The answer: It depends (of course).
iPhones (and other types of smartphones) often have ways to keep unwanted eyes from prying. These methods range from passcodes to fingerprints. Apps themselves may have encryption, like some text messaging services, which purport to be free of prying eyes. Not all users keep their phones locked, or use these apps, but many do. And some of those who do might find themselves one day facing a police officer who wants access to their locked phone.
This issue received broad national attention in the infamous tussle between Apple and the FBI. It began in 2015, following the San Bernardino terrorist attack, in which 14 people lost their lives and 22 more were wounded. After the attack, the FBI sought to compel Apple to unlock the phones of its customers (the San Bernardino shooters in this case), to aid in the FBI’s investigation.
The government’s constitutional authority to search locked iPhones has since become a wider issue in several jurisdictions.
In re Search of a Residence in Aptos, California
The Volokh Conspiracy blog offers two recent cases on decrypting locked devices.

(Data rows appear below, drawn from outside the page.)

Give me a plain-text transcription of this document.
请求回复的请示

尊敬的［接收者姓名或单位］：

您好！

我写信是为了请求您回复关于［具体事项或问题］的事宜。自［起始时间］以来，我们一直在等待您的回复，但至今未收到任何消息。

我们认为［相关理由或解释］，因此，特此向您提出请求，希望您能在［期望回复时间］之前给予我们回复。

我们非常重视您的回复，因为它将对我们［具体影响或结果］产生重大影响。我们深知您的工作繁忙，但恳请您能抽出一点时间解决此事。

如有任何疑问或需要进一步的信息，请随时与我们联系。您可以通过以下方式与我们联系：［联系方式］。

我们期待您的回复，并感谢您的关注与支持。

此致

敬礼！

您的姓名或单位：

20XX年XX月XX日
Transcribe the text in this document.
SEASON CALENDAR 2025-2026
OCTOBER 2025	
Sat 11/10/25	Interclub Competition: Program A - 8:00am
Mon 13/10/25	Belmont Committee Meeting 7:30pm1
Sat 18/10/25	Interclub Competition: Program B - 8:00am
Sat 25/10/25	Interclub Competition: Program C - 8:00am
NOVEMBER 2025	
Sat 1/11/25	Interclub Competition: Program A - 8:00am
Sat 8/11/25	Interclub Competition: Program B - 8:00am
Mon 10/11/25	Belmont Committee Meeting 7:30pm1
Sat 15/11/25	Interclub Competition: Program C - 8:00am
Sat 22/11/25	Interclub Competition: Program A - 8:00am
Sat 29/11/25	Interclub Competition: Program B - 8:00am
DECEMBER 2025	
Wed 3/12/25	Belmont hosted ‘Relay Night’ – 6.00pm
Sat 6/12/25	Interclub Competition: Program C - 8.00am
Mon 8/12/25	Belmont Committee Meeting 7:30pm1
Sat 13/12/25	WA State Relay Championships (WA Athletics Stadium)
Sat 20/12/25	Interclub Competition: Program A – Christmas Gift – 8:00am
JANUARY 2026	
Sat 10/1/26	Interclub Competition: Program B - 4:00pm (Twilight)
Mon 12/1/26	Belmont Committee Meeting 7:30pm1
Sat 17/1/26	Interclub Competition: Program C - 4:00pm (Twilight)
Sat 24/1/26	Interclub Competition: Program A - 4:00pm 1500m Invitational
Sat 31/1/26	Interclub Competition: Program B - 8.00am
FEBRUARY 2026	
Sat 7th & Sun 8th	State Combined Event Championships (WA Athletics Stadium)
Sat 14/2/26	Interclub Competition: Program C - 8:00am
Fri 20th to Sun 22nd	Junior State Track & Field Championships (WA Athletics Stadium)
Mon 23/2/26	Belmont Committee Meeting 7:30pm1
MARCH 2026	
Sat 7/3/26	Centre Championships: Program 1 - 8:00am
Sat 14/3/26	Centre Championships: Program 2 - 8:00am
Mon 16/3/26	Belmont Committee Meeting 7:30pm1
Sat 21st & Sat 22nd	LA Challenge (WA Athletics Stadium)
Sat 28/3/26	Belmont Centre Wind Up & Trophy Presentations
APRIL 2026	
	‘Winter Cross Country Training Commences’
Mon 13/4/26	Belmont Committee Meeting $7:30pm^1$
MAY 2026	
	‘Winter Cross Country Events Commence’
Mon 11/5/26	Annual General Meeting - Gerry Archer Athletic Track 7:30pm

One is a California case involving the Fifth Amendment, which in part prohibits the government from compelling people from being witnesses against themselves in criminal cases.
The law is far from settled, but in this case at least (In re Search of a Residence in Aptos, California, 2018 WL 1400401 (N.D.Cal. March 20, 2018)), the judge held that the police couldn’t compel the suspect to punch in a passcode to unlock an iPhone.
But the case – as these cases often do – could easily have come out the other way. Expect much more to come when it comes to iPhones (as well as other encrypted devices) and the government’s constitutional authority to both unlock and search them.